# DelayedArrays to HDF5
## Overview
Save delayed operations to HDF5 using the [**chihaya**](https://github.com/ArtifactDB/chihaya) specification.
This extracts operations out of a [`DelayedArray`](https://bioconductor.org/packages/DelayedArray) and stores them in a HDF5 file,
where they can be used to reconstitute the same `DelayedArray` in a new R session - or indeed, in a different analysis framework altogether.

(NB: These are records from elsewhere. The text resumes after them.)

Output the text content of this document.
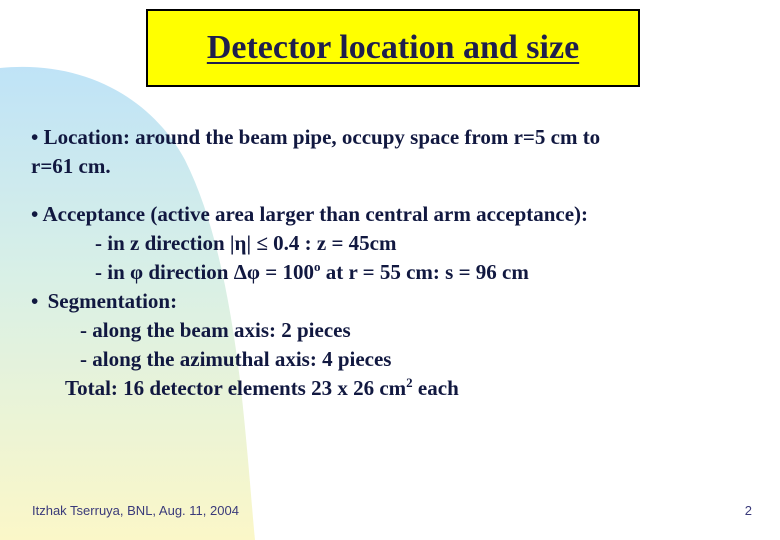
Detector location and size
• Location: around the beam pipe, occupy space from r=5 cm to
r=61 cm.
• Acceptance (active area larger than central arm acceptance):
- in z direction |η| ≤ 0.4 : z = 45cm
- in φ direction $\Delta\varphi = 100^o$ at r = 55 cm: s = 96 cm
• Segmentation:
- along the beam axis: 2 pieces
- along the azimuthal axis: 4 pieces
Total: 16 detector elements 23 x 26 $cm^2$ each
Itzhak Tserruya, BNL, Aug. 11, 2004	2
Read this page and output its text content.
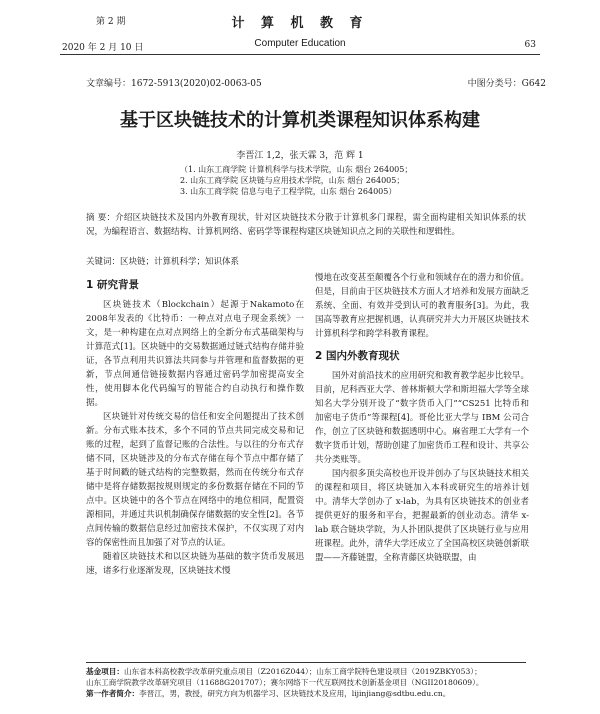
第 2 期
2020 年 2 月 10 日
计 算 机 教 育
Computer Education	63
文章编号：1672-5913(2020)02-0063-05	中图分类号：G642
基于区块链技术的计算机类课程知识体系构建
李晋江 1,2，张天霖 3，范 辉 1
（1. 山东工商学院 计算机科学与技术学院，山东 烟台 264005；
2. 山东工商学院 区块链与应用技术学院，山东 烟台 264005；
3. 山东工商学院 信息与电子工程学院，山东 烟台 264005）
摘 要：介绍区块链技术及国内外教育现状，针对区块链技术分散于计算机多门课程，需全面构建相关知识体系的状况，为编程语言、数据结构、计算机网络、密码学等课程构建区块链知识点之间的关联性和逻辑性。
关键词：区块链；计算机科学；知识体系
1 研究背景

区块链技术（Blockchain）起源于Nakamoto在2008年发表的《比特币：一种点对点电子现金系统》一文，是一种构建在点对点网络上的全新分布式基础架构与计算范式[1]。区块链中的交易数据通过链式结构存储并验证，各节点利用共识算法共同参与并管理和监督数据的更新，节点间通信链接数据内容通过密码学加密提高安全性，使用脚本化代码编写的智能合约自动执行和操作数据。

区块链针对传统交易的信任和安全问题提出了技术创新。分布式账本技术，多个不同的节点共同完成交易和记账的过程，起到了监督记账的合法性。与以往的分布式存储不同，区块链涉及的分布式存储在每个节点中都存储了基于时间戳的链式结构的完整数据，然而在传统分布式存储中是将存储数据按规则规定的多份数据存储在不同的节点中。区块链中的各个节点在网络中的地位相同，配置资源相同，并通过共识机制确保存储数据的安全性[2]。各节点间传输的数据信息经过加密技术保护，不仅实现了对内容的保密性而且加强了对节点的认证。

随着区块链技术和以区块链为基础的数字货币发展迅速，诸多行业逐渐发现，区块链技术慢

慢地在改变甚至颠覆各个行业和领域存在的潜力和价值。但是，目前由于区块链技术方面人才培养和发展方面缺乏系统、全面、有效并受到认可的教育服务[3]。为此，我国高等教育应把握机遇，认真研究并大力开展区块链技术计算机科学和跨学科教育课程。

2 国内外教育现状

国外对前沿技术的应用研究和教育教学起步比较早。目前，尼科西亚大学、普林斯顿大学和斯坦福大学等全球知名大学分别开设了“数字货币入门”“CS251 比特币和加密电子货币”等课程[4]。哥伦比亚大学与 IBM 公司合作，创立了区块链和数据透明中心。麻省理工大学有一个数字货币计划，帮助创建了加密货币工程和设计、共享公共分类账等。

国内很多顶尖高校也开设并创办了与区块链技术相关的课程和项目，将区块链加入本科或研究生的培养计划中。清华大学创办了 x-lab，为具有区块链技术的创业者提供更好的服务和平台，把握最新的创业动态。清华 x-lab 联合链块学院，为人扑团队提供了区块链行业与应用班课程。此外，清华大学还成立了全国高校区块链创新联盟——齐藤链盟，全称青藤区块链联盟，由

基金项目：山东省本科高校教学改革研究重点项目（Z2016Z044）；山东工商学院特色建设项目（2019ZBKY053）；
山东工商学院教学改革研究项目（11688G201707）；赛尔网络下一代互联网技术创新基金项目（NGII20180609）。
第一作者简介：李晋江，男，教授，研究方向为机器学习、区块链技术及应用，lijinjiang@sdtbu.edu.cn。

The idea is to save the operations, which is usually cheap;
rather than the results of the operations, which may be expensive for large datasets or when sparsity is broken.
## Quick start
If we make a `DelayedArray` with arbitrary operations:
```r
library(DelayedArray)
x <- DelayedArray(matrix(runif(1000), ncol=10))
x <- x[11:15,] / runif(5)
x <- log2(x + 1)
x
## <5 x 10> matrix of class DelayedMatrix and type "double":
## [,1] [,2] [,3] ... [,9] [,10]
## [1,] 1.318228112 1.789374232 1.854133153 . 1.10085064 1.22825033
## [2,] 0.340258109 0.598988926 0.005719794 . 0.05900444 0.19562976
## [3,] 0.205758979 0.624928389 0.574661104 . 0.96990885 0.31573385
## [4,] 0.129171362 1.149253865 0.091821910 . 0.10878614 0.45618400
## [5,] 1.317402933 1.753933055 1.857993438 . 1.83012744 2.11469960
```
We can save it to file with the **chihaya** R package:
```r
library(chihaya)
fpath <- tempfile(fileext=".h5")
saveDelayed(x, fpath, "my_delayed_array")
rhdf5::h5ls(fpath)
## group name otype dclass dim
## 0 / my_delayed_array H5I_GROUP
## 1 /my_delayed_array base H5I_DATASET FLOAT ( 0 )
## 2 /my_delayed_array method H5I_DATASET STRING ( 0 )
## 3 /my_delayed_array seed H5I_GROUP
## 4 /my_delayed_array/seed method H5I_DATASET STRING ( 0 )
## 5 /my_delayed_array/seed seed H5I_GROUP
## 6 /my_delayed_array/seed/seed along H5I_DATASET INTEGER ( 0 )
## 7 /my_delayed_array/seed/seed method H5I_DATASET STRING ( 0 )
## 8 /my_delayed_array/seed/seed seed H5I_GROUP
## 9 /my_delayed_array/seed/seed/seed index H5I_GROUP
## 10 /my_delayed_array/seed/seed/seed/index 0 H5I_DATASET INTEGER 5
## 11 /my_delayed_array/seed/seed/seed seed H5I_GROUP
## 12 /my_delayed_array/seed/seed/seed/seed data H5I_DATASET FLOAT 100 x 10
## 13 /my_delayed_array/seed/seed/seed/seed native H5I_DATASET INTEGER ( 0 )
## 14 /my_delayed_array/seed/seed side H5I_DATASET STRING ( 0 )
## 15 /my_delayed_array/seed/seed value H5I_DATASET FLOAT 5
## 16 /my_delayed_array/seed side H5I_DATASET STRING ( 0 )
## 17 /my_delayed_array/seed value H5I_DATASET FLOAT ( 0 )
```
And then reload it in a separate session:
```r
y <- loadDelayed(fpath, "my_delayed_array")
y
## <5 x 10> matrix of class DelayedMatrix and type "double":
## [,1] [,2] [,3] ... [,9] [,10]
## [1,] 1.318228112 1.789374232 1.854133153 . 1.10085064 1.22825033
## [2,] 0.340258109 0.598988926 0.005719794 . 0.05900444 0.19562976
## [3,] 0.205758979 0.624928389 0.574661104 . 0.96990885 0.31573385
## [4,] 0.129171362 1.149253865 0.091821910 . 0.10878614 0.45618400
## [5,] 1.317402933 1.753933055 1.857993438 . 1.83012744 2.11469960
```
The file at `fpath` follows the specification described [here](https://github.com/ArtifactDB/chihaya).
This provides cross-language portability and ensures that the serialization process is robust to changes in the **DelayedArray** class structure.
## Comments
Many of the basic operations in **DelayedArray** are supported.
However, there are a few operations that are not described by the **chihaya** specification.
An incomplete list is provided below:
- `is.na`.
This is missing as there is no accepted standard definition of missing-ness.
(In comparison, `is.nan` is well-defined and is supported by the **chihaya** specification.)
- All distribution functions, e.g., `dpois`, `qunif` and so on.
These were omitted from the specification as they do not have native implementations in many frameworks.